Je fais du bénévolat en offrant ma photographie à Soup Fest depuis 2021, et ça reste encore l’un de mes événements locaux préférés à couvrir. Cette collecte de fonds au grand cœur, organisée par United Way of Greater Moncton and Southeast New Brunswick, aide à amasser des fonds qui retournent directement dans notre communauté.

Le timing ne pourrait pas être meilleur : début février, quand on est tous essentiellement des bâtonnets glacés humains à la recherche de chaleur et de réconfort. Et la soupe est comme : « T’inquiète, je gère. »

Cette année, 28 artisans de la soupe—chefs et restaurants de la région—se sont réunis pour créer une sélection de soupes uniques pour l’événement. Bisques, chowders, purées, pozole, crèmes, ragoûts… tout le délicieux éventail. Si ça peut être servi dans un bol, c’était là.
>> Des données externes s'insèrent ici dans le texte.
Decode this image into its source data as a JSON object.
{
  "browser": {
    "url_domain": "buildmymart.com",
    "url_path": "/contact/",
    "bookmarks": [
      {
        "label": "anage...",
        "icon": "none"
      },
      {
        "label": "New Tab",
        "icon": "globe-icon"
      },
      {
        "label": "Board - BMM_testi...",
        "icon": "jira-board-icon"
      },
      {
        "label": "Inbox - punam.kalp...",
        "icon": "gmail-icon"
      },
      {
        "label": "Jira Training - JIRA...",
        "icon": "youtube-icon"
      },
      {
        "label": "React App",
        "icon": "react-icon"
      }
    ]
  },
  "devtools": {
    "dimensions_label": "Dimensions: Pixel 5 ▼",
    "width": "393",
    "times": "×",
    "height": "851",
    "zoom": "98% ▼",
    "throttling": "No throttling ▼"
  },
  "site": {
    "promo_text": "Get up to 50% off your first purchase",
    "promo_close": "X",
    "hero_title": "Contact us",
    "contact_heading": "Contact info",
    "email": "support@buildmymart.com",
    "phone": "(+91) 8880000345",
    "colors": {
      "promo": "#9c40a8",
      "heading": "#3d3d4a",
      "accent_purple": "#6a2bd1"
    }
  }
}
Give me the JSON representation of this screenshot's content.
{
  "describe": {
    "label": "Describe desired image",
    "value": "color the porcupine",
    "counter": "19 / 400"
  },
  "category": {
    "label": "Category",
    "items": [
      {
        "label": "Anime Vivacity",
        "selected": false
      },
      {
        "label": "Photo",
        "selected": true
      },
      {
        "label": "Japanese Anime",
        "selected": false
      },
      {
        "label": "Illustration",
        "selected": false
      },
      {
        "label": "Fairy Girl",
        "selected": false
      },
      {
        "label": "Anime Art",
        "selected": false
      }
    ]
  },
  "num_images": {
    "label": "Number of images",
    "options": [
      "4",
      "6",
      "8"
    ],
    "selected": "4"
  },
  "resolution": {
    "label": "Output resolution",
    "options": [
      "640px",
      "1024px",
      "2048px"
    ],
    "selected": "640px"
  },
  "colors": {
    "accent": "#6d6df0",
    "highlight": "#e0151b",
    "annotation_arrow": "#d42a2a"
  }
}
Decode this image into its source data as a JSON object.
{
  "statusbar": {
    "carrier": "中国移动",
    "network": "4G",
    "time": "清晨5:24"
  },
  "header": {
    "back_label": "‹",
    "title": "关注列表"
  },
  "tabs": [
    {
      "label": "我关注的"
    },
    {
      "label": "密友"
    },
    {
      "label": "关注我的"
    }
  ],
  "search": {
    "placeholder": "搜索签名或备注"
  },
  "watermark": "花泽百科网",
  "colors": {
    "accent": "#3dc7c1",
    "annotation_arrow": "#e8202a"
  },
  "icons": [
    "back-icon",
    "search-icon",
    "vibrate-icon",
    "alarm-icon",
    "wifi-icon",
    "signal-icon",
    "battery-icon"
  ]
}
Mon coup de cœur cette année a été la soupe Carotte & Agrumes de la Culinary Federation NB. Sur papier, « carotte et agrumes », ça sonne comme une combinaison qui essaie peut-être un peu trop fort—mais, d’une façon ou d’une autre, ça fonctionne parfaitement. C’était lumineux, soyeux, et étonnamment bien équilibré : sucré, avec juste assez de petit côté acidulé, et suffisamment différent pour se démarquer dans une salle pleine de concurrents très solides. Je suis arrivé curieux… et reparti légèrement obsédé.

Mon approche

Maintenant, mon approche de l’événement, c’est d’étirer au maximum mon rythme de dégustation pour en essayer le plus possible… ce qui finit quand même par être seulement environ la moitié. Tragique, je sais.

Oh—tu parlais de mon approche pour photographier l’événement ? Oui, j’ai une stratégie pour ça aussi.

J’apporte deux caméras, mais je photographie surtout avec une seule, histoire de ne pas jongler avec mon équipement comme un clown au cirque. Côté objectifs, je garde ça simple : mon 23 mm pour les plans larges et l’ambiance, et mon 90 mm pour les gros plans et ces petits détails qui rendent l’histoire plus vraie. Il se passe beaucoup de choses dans la salle, alors rester concentré (émotionnellement et optiquement) est la seule façon que j’ai de survivre. Avec plus de deux heures de couverture, j’ai amplement le temps de circuler et de capter l’événement au fil du déroulement.

Mon objectif est toujours le même : capturer l’interaction à chaque kiosque. Les gens qui reçoivent leur soupe. Les chefs qui préparent et servent. Ce bref moment d’anticipation avant la première cuillerée. Pour moi, les meilleures photos ne parlent pas de soupe—elles parlent de gens. Des rires. Des échanges. Des connexions. Juste… être au chaud ensemble pendant deux heures.

Et puis, pour le plaisir, je sors mon ultra grand-angle 8 mm et je fais un petit tour avec. C’est complètement imprévisible—parfois on dirait que la salle se plie vers une autre dimension—mais de temps en temps, ça donne une photo dramatique qui semble plus grande que l’espace lui-même.

Bref : les soupes étaient excellentes, et la salle était remplie de gens heureux qui faisaient exactement ce que février exige—manger quelque chose de chaud avec d’autres humains pas loin. Mais les vraies vedettes, ce sont les chefs et le personnel des restaurants, qui servent fièrement des centaines de bols avec le sourire. C’est beaucoup de travail, et ils amènent l’énergie à chaque fois.

Je suis reconnaissant de pouvoir documenter ça—parce que des événements comme celui-ci, c’est ce qui fait qu’une communauté se sent comme à la maison. Et si vous me cherchez… je serai en train de penser aux soupes que je n’ai pas eu le temps d’essayer, jusqu’à l’an prochain.